The Securities and Exchange Commission this month voted to propose a ban on controversial flash-order routing programs, but the proposal didn't address IOI programs, in which exchanges look to execute customer orders on off-exchange trading venues.

However, following on public comments from James Brigagliano, co-acting director of the SEC's Division of Trading and Markets, regulators plan to examine IOIs amid continued investor concerns.

"Actionable IOIs are simply a close cousin to the practice of flash orders and need to be looked at simultaneously," said Andrew Silverman, a managing director for Morgan Stanley.

All major U.S. stock exchanges offer order-routing programs incorporating indications of interest from what are known as dark pools, anonymous electronic trading venues used to execute big stock orders privately. Some dark pools send IOIs to exchanges, signaling available liquidity in a particular stock on the dark pool's book.

IOIs have been incorporated into exchange order-routing strategies that can function similar to flash-order programs - unfilled stock orders are sent to a group of market participants, who can act on the order before it is sent to another venue or canceled.

There are clear differences between the two practices. Unlike flash-order programs, IOI programs don't give dark-pool participants a view of the full order, and they must signal their available liquidity beforehand instead of being "flashed" on one side of the trade.

For exchanges, programs incorporating indications of interest can help avoid routing fees when unfilled orders are sent to other markets, while hanging on to market share.

Overall, exchanges' IOI programs account for a tiny amount of overall stock volume - less than 1% per day at the top four U.S. stock trading venues - and customers can opt out of having their orders checked against IOIs.

But the proliferation of high-frequency trading firms in the last year has some Wall Street brokers worried that IOIs could be used to front-run their orders.

They worry that dark pools backed by super-fast trading outfits could send IOIs to get a look at unfilled stock orders, choose not to act on them, and rush to trade against them before the orders are completed in another market.

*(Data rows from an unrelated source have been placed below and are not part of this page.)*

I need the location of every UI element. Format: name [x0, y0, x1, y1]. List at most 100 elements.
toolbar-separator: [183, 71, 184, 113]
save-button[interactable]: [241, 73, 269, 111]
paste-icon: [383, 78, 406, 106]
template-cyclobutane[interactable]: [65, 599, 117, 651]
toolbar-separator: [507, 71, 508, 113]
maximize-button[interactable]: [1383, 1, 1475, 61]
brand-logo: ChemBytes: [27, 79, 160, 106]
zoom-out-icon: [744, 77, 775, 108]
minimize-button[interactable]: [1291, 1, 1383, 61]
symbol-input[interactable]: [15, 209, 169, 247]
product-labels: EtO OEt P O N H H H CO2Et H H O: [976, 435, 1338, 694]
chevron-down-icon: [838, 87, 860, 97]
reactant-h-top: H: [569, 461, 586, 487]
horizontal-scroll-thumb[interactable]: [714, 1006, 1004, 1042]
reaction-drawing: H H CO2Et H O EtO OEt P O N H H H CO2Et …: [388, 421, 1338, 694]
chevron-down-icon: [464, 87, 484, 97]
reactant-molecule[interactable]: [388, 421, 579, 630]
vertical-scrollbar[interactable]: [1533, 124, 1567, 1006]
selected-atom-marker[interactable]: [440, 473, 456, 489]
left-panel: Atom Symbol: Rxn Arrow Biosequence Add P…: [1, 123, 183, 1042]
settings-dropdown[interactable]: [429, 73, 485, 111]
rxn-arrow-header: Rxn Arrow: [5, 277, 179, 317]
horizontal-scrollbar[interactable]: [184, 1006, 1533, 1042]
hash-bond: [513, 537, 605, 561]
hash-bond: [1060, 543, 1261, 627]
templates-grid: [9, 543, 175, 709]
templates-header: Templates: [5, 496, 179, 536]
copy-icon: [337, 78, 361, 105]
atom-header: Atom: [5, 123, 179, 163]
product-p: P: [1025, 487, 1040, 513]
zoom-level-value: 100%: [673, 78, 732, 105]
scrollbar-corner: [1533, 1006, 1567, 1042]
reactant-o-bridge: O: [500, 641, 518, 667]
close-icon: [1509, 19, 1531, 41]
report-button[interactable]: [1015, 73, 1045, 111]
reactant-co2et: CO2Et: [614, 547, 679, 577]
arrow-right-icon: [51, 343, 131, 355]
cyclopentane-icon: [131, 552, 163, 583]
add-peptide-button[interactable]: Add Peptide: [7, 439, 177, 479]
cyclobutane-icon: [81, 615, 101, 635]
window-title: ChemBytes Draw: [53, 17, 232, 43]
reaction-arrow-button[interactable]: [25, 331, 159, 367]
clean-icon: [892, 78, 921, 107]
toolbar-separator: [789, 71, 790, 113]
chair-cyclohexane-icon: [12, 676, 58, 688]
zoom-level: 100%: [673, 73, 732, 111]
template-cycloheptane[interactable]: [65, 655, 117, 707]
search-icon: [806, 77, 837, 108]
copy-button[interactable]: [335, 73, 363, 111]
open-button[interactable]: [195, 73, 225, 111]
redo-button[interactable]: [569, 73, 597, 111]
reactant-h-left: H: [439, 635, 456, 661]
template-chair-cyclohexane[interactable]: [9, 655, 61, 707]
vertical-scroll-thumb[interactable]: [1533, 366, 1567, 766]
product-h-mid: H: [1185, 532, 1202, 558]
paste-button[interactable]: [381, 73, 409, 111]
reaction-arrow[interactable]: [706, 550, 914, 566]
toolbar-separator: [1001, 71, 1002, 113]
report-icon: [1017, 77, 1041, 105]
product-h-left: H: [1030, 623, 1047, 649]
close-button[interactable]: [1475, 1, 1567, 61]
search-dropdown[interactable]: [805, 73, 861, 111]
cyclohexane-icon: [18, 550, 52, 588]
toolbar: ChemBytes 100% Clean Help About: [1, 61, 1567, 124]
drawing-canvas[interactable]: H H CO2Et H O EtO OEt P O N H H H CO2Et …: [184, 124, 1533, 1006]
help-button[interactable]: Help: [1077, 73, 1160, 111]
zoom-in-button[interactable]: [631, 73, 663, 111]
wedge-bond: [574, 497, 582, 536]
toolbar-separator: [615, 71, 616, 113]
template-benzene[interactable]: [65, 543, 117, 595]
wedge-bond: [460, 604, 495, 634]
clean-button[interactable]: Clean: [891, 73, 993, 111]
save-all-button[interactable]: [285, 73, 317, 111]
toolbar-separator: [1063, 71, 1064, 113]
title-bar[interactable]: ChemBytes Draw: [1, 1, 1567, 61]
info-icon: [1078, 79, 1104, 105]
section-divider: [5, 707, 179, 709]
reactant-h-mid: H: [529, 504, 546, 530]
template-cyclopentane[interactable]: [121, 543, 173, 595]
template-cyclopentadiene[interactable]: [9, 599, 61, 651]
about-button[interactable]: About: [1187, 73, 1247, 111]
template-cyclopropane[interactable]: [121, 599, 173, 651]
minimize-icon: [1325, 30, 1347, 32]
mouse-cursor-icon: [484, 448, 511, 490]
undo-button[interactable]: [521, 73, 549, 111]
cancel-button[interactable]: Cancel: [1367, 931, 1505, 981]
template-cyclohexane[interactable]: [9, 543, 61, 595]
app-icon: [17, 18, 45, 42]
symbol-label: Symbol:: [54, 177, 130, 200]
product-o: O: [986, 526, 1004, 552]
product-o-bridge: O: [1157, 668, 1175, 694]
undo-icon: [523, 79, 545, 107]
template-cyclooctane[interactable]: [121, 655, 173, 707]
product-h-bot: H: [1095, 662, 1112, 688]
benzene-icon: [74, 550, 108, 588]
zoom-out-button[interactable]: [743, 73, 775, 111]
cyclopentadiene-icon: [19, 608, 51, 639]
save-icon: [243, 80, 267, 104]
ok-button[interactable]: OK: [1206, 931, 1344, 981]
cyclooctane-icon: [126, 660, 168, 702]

Exchange officials note that they police their IOI programs. NYSE Euronext (NYX), which calls its program Arca Cloud, evaluates the performance of its participants daily and, if one participant consistently isn't following through on its IOIs, that participant is sent to the bottom of the priority pile.

The best participants in Arca Cloud fill 90% of the orders sent to them, according to NYSE Arca Executive Vice President Paul Adcock, with 40% at the low end - a range he said compares to other markets.

That percentage varies at electronic equity venues BATS Exchange and Direct Edge. Brian Hyndman, head of transaction services for Nasdaq OMX Group Inc. (NDAQ), said that, while his exchange utilizes IOIs, orders never go to non-displayed venues before public markets.

The SEC's examination of the IOI issue hinges on whether indications of interest meet the definition of a quote, since they can include the stock symbol, order size and a price.

If regulators decide to classify IOIs as quotes, they could become subject to order-handling rules and made part of the public centralized quotation system - and many dark pools may decide to stop sending them, according to exchange officials.